We’re in the second week of reporting season and it’s been a mixed bag of results. Some good, some not so good. There has however been one recurring theme; companies announcing capital raisings along with their results either to survive or as an opportunistic grab. We have identified 5 companies that have been hit especially hard from the COVID-19 pandemic and chances are they will require fresh capital to keep afloat, a few of these may need a second round of capital before we know it.

  1. Corporate Travel (ASX:CTD) – With JobSeeker and JobKeeper being reduced after September, spiking cases and continued border closures, it’s difficult to see the travel industry recovering anytime soon. In fact, the International Air Traffic Association has pushed out their expectation of a full recovery in travel until 2024! This sector was hit hardest and is in real pain. We’ve already seen early casualties such as Virgin Australia (ASX:VAH) go into administration. CTD is in the same category, relying on sales generated from its online travel booking platform and particularly business and sporting events. Whilst the company said in March it did not have plans to raise capital, it has some $21.6m of borrowings at December and it can no longer survive without tapping the market for cash as Victoria pushes the lockdown out by another 5 weeks.
  2. Sydney Airport (ASX:SYD) – Also in the same category as Corporate Travel, the airport is suffering from border closures, grounded airlines and a reduction in sales. At the time of writing, the airport announced a massive $2bn equity raising along with its profit results. With an interest cover of 1.1, it was a long time coming and may not be the last as flights continue to grind to a halt.
  3. Transurban Group (ASX:TCL) – Australia’s largest toll road operator has been significantly impacted by COVID-19 due to a decimation in traffic numbers on TCL’s roads. TCL has withdrawn guidance and has been relying on free cash flow. With an interest cover of 2.3 and the need to support its current credit rating, TCL might look to tap markets for an equity raising sooner rather than later. So much for infrastructure assets offering stable, non-correlated income streams.
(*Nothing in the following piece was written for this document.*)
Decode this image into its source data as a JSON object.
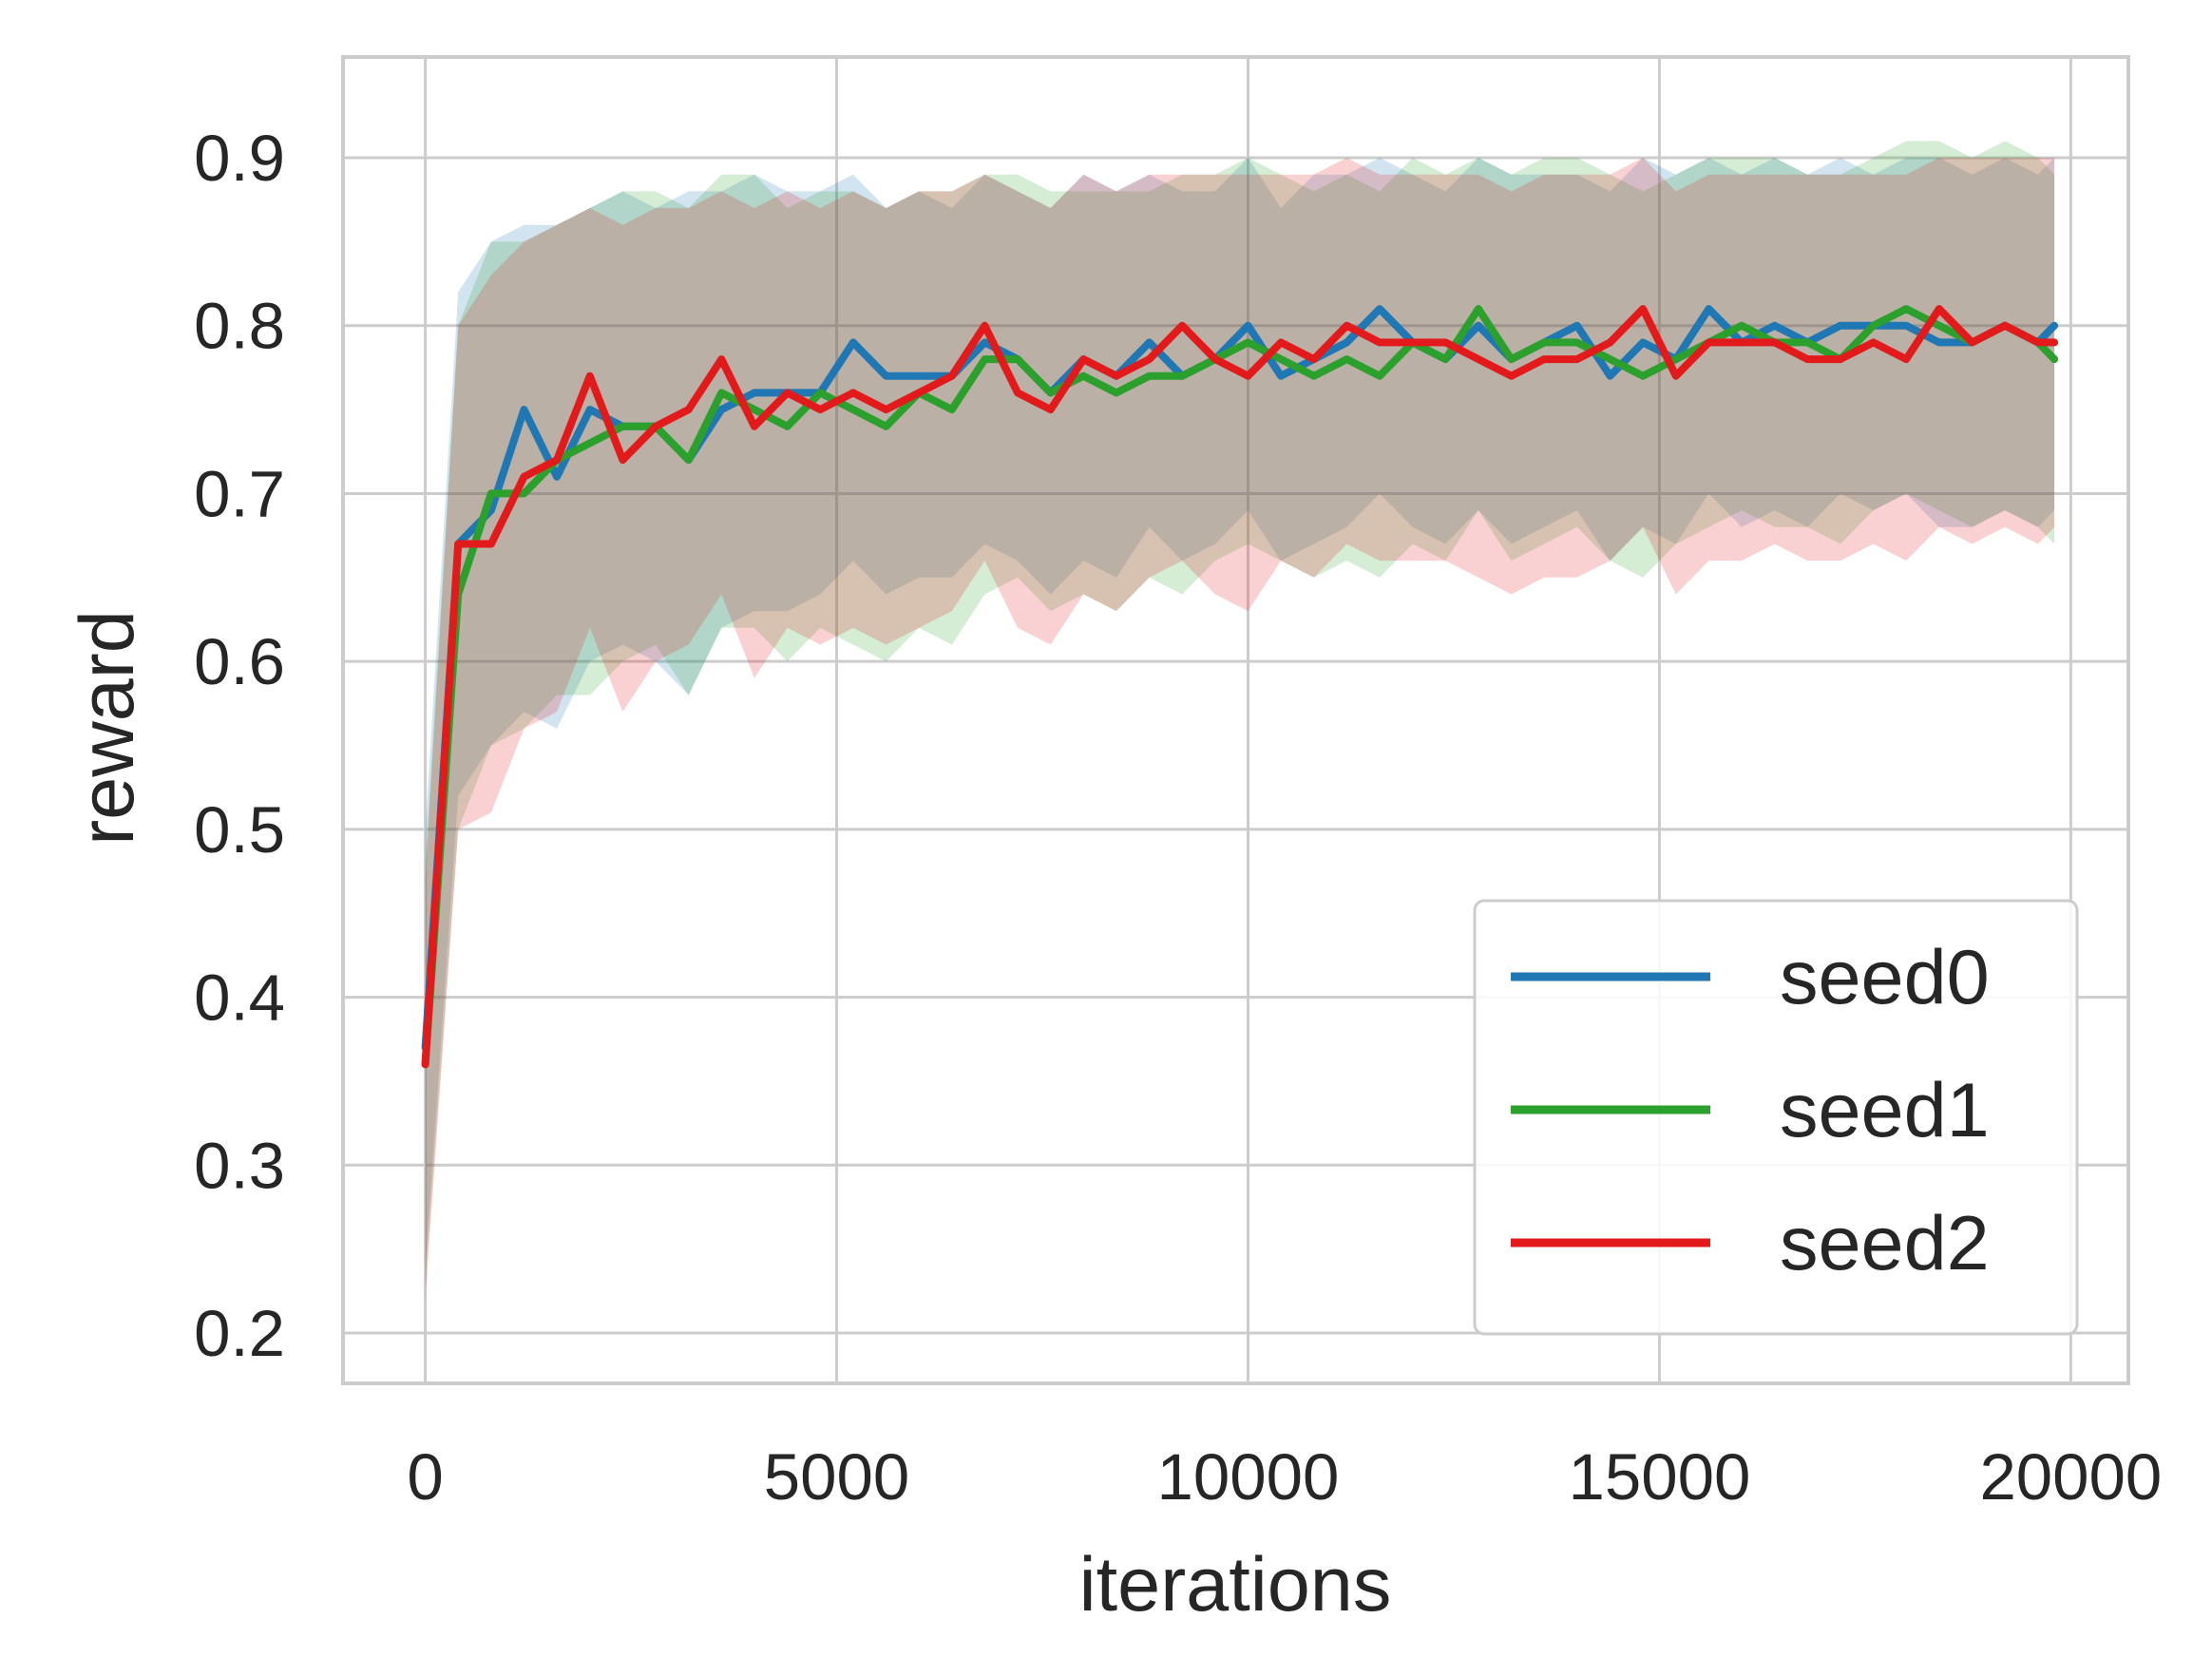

  4. Unibail-Rodamco-Westfield (ASX:URW) – Another sector that has been hard hit by COVID-19 is retail property i.e. shopping centres. Lockdown wiped foot traffic from shopping centres and forced the closure of many stores. Some refused to pay rent or demanded cheaper deals, in many cases rent as high as 30% of the yearly total was completely lost. To add to the disaster, shoppers have made a shift to e-commerce sites and home deliver. Experts say this shift could be permanent. URW shares have fallen from an $11.74 high to $4.24. With a net debt to EBITDA ratio of 12.12 times, Unibail-Rodamco-Westfield is very highly leveraged and a raising won’t be far away .
  5. Chorus (ASX:CNU) – Is New Zealand’s provider of telecommunications infrastructure. The lockdown in NZ has had a significant impact on Q4 fibre activity and uptake. CNU has a debt pile of around NZ$2.88b as at June 2019. The company does have NZ$273m in cash but that is fast depleting. The company has an interest cover of 3.8. One broker has said CNU might look to raise $300m through a rights issue to shore up its balance sheet.

Clearly this is a short list of many companies still struggling mid-pandemic, among those hardest hit have been energy, real estate and the banking sector. Interestingly, these businesses would likely benefit the most from a vaccine, the question being how patient an investor are you?